Abril es el mes de la concientización sobre la cesárea.

Me tomo un poco el nombre la maravillosa obra de Rosa Montero. Altero el orden del título porque sé que eso es de ella, de Rosa. Mis letras son la mayoría del tiempo un yo que adquiere distintas caras y distintos cuerpos; otras veces no soy yo sino alguien más, escribo para curarme y también para curar, para contar y para SER.
Abril es el mes de la concientización sobre la cesárea.
Salir a cualquier sitio durante una pandemia es, en realidad, un verdadero trámite: uno debe estar pendiente de mil detalles, no olvidar la mascarilla, la mascarilla de repuesto, el visor, el alcohol, ir con ropa cómoda, etc.
Las citas médicas no son la excepción: es algo que “debemos” hacer, a veces no hay sitio para reemplazar o aplazar estos encuentros, entonces toca hacer “de tripas corazón” y salir, vestidos como astronautas, al encuentro con los galenos que -por lo general- nos esperan también con traje espacial.
Llego al consultorio odontológico y pienso que el ambiente debe ser muy similar al de un laboratorio o sitio de trabajo de la NASA: al ingresar, pongo alcohol gel en mis manos y cubro mis zapatos con unos forros celestes dignos de la asepsia y cuidados de un quirófano. Me reciben, toman mi temperatura y me piden que pase a lavar mis manos. En el baño, desde la parte inferior del espejo, me mira una cinta con información sobre cómo lavarse correctamente las manos.
Presiono la llave de agua con el codo mientras hago malabares para no botar mi bolso ni tocar nada más. Presiono, también con el codo, el dispensador de jabón, enjuago mis manos cuidadosamente, tomo una toalla de papel, desecho la toalla en el basurero rojo con el letrero “DESECHOS TÓXICOS”, abro la puerta del baño con la punta de los dedos y ocupo media botellita de alcohol para desinfectarlas de nuevo.
Paso a la sala de espera y me pierdo en su silencio. Hay dos personas más sentadas cada una en un sofá y no hacen más que mirar sus teléfonos. Escucho una voz lejana: “Paciente…María”. Ya, soy yo. Nunca pueden pronunciar bien mi apellido así que… con mi primer nombre es suficiente. Subo las pulcras gradas que me llevan a la segunda planta del consultorio e ingreso al cubículo, ¡el consultorio de odontopediatría!
Mientras el doctor se coloca una cofia, delantal, visor, guantes y termina de vestirse de hombre del espacio, desde la pared me miran un panda y una jirafa que parecen entusiasmados por mi visita.

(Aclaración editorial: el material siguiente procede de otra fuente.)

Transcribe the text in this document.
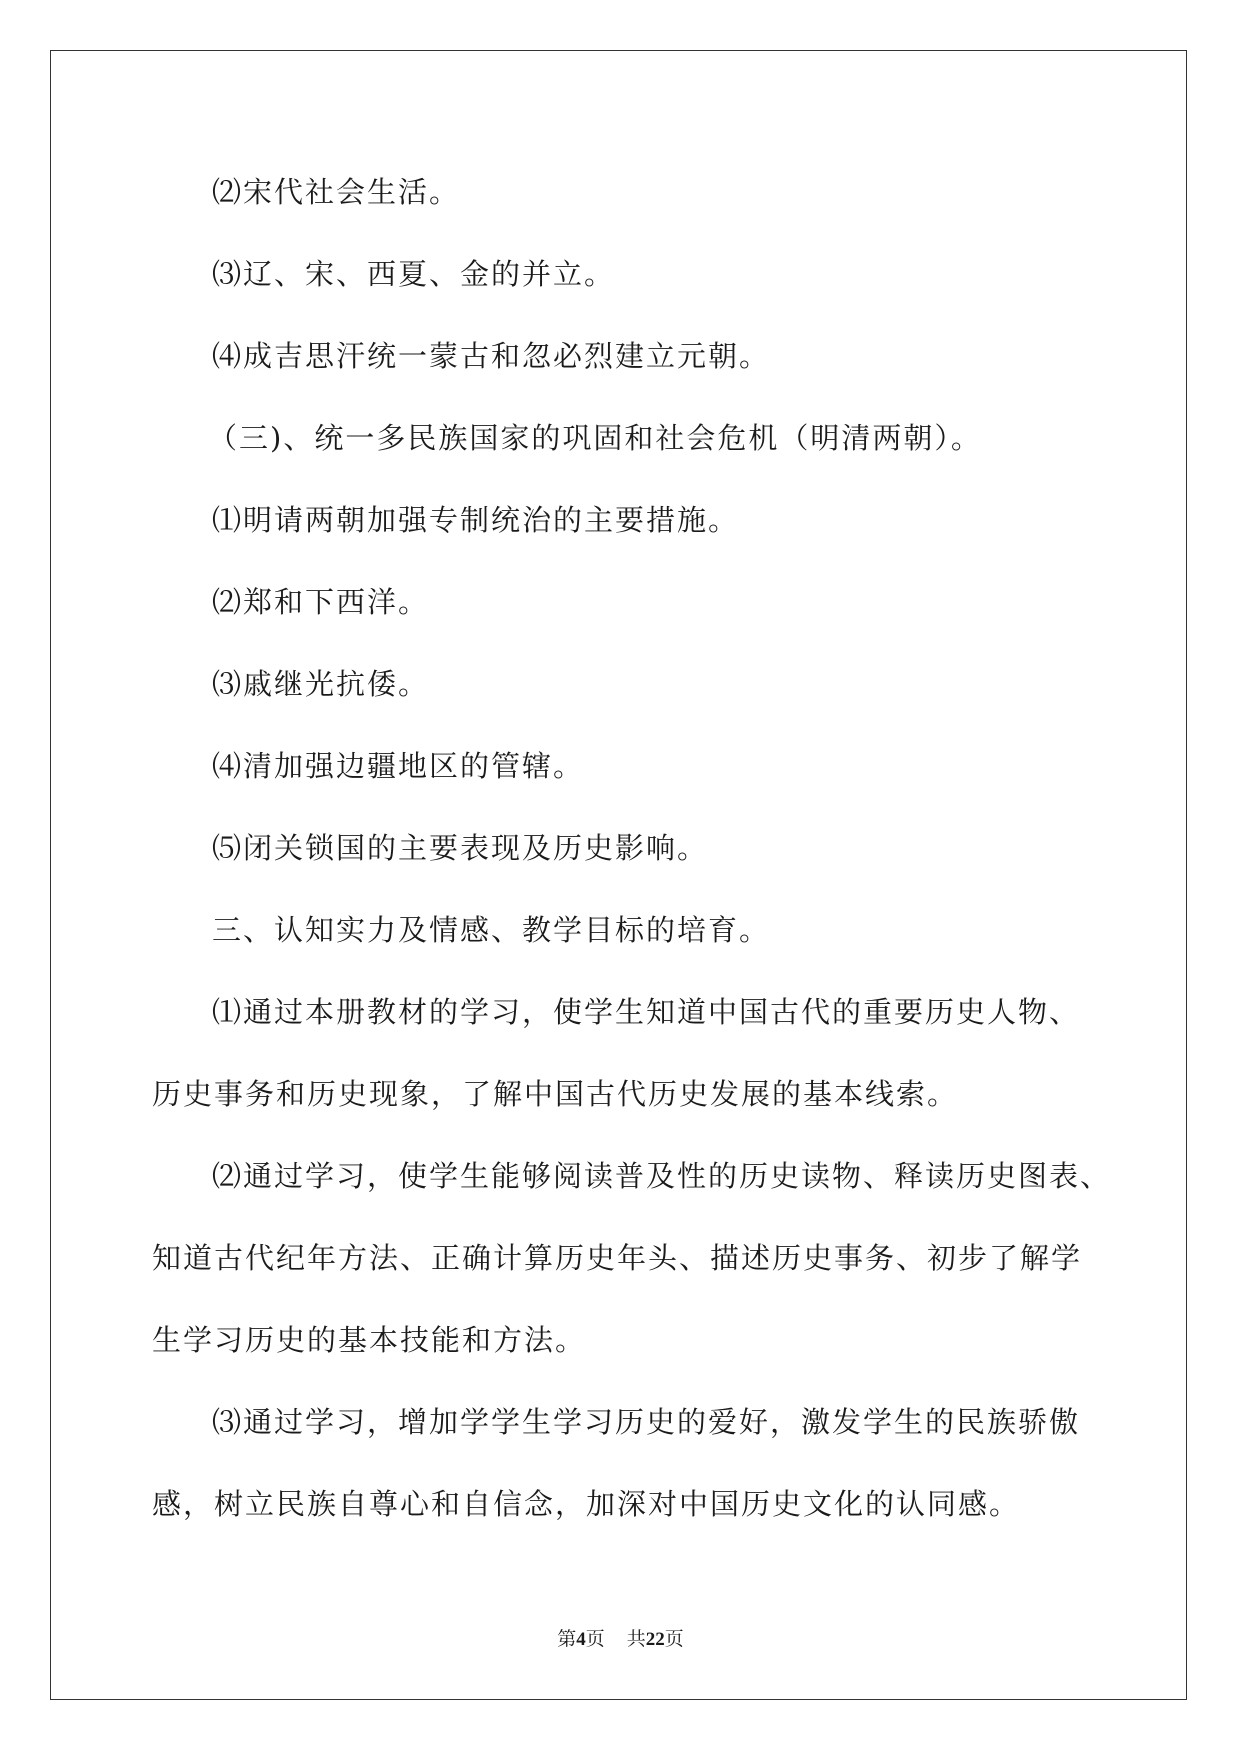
⑵宋代社会生活。
⑶辽、宋、西夏、金的并立。
⑷成吉思汗统一蒙古和忽必烈建立元朝。
（三)、统一多民族国家的巩固和社会危机（明清两朝）。
⑴明请两朝加强专制统治的主要措施。
⑵郑和下西洋。
⑶戚继光抗倭。
⑷清加强边疆地区的管辖。
⑸闭关锁国的主要表现及历史影响。
三、认知实力及情感、教学目标的培育。
⑴通过本册教材的学习，使学生知道中国古代的重要历史人物、
历史事务和历史现象，了解中国古代历史发展的基本线索。
⑵通过学习，使学生能够阅读普及性的历史读物、释读历史图表、
知道古代纪年方法、正确计算历史年头、描述历史事务、初步了解学
生学习历史的基本技能和方法。
⑶通过学习，增加学学生学习历史的爱好，激发学生的民族骄傲
感，树立民族自尊心和自信念，加深对中国历史文化的认同感。
第4页 共22页
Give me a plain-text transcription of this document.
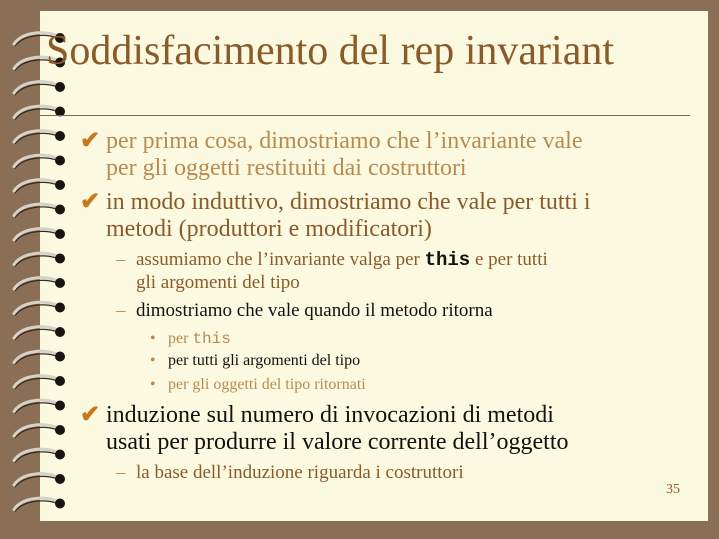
Soddisfacimento del rep invariant
✔ per prima cosa, dimostriamo che l’invariante vale
per gli oggetti restituiti dai costruttori
✔ in modo induttivo, dimostriamo che vale per tutti i
metodi (produttori e modificatori)
– assumiamo che l’invariante valga per this e per tutti
gli argomenti del tipo
– dimostriamo che vale quando il metodo ritorna
• per this
• per tutti gli argomenti del tipo
• per gli oggetti del tipo ritornati
✔ induzione sul numero di invocazioni di metodi
usati per produrre il valore corrente dell’oggetto
– la base dell’induzione riguarda i costruttori
35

Coloco en una bolsa desechable mis lentes y mi mascarilla, intento contener la respiración porque la paranoia del bicho (COVID) nos hace pensar dos veces hasta en la necesidad vital de inhalar y exalar. El médico y su ayudante explican que el sitio ha sido desinfectado minuciosamente, y que puedo recostarme en la camilla para comenzar con mi tratamiento.
Desde el CPU del computador del consultorio suena una canción que seguramente está en las listas mundiales de las más escuchadas. “Me gusta”, me digo. Y tomo la canción como buen preámbulo a la tortura bucal.
El tratamiento comienza, la canción está en shuffle y se repite una, y otra, y otra vez. Ya empiezo a odiarla, no quiero escucharla más. Tal es el disgusto que ni siquiera recuerdo cuál era.
Desde la pared, con ojos inmóviles, el panda y la jirafa me miran. Ya no sé en qué más distraerme, pienso en los pendientes del trabajo, en mi familia que está esperándome en casa, en lo que olvidé hacer y en lo que debería hacer…hay un televisor empotrado en el techo consultorio (supongo que lo encienden para distraer a los niños que van a consulta de odontología) y me imagino lo bueno que hubiera sido tener la oportunidad de pedirle al médico que encienda el televisor, conecte Netflix y me deje continuar con mi serie. Luego analizo que no sería tan buena idea, tengo el rostro del médico a centímetros de mi cara, no serviría de nada ver una serie ahora.
Intento seguir con mis distracciones y ahora cuento las puntas de las palmeras que adornan la pared en la que posan el panda y la jirafa: siete puntas, siete sombras. Mi boca está casi completamente adormecida, intenté no tener arcadas cuando los algodones la llenaron, y también fui muy hábil para comunicarle al doctor que “por favor succione” escribiendo como a ciegas un mensaje en mi celular. Ustedes me entenderán: uno visita el dentista y es imposible responder a las preguntas que este hace, ¡hay que ser recursivos!
Llevo casi dos horas en el lugar y, por suerte, hace pocos minutos la repetitiva canción cambió: ahora me acompañan algunos covers de Sam Smith, Taylor Swift, y Miley Cyrus. “La cosa mejora”, me digo, e intento concentrarme nuevamente en respirar lentamente y no arrancarme todos los aparatos de la boca para salir corriendo.
Finalmente el momento llega, y el médico me indica que en pocos minutos seré libre. Mientras termina el tratamiento, él y su ayudante hablan de la vida y de la política, e intensa como el sonido de la máquina pulidora (que me disculpen los dentistas si no estoy expresándome bien) llega la pregunta: "¿Cuándo será que nos toca la vacuna, oye?"., Y ahí empiezo de nuevo a marearme y escuchar la conversación que se clava como agujas en mis oídos: ESTE MAN HA PASADO CASI DOS HORAS A CENTÍMETROS DE MI BOCA (con mascarillas, visor y traje de astronauta, claro), PERO NO ESTÁ EN LOS PROFESIONALES MÉDICOS DE PRIMERA LÍNEA, CARAMBA ¡NO ESTÁ!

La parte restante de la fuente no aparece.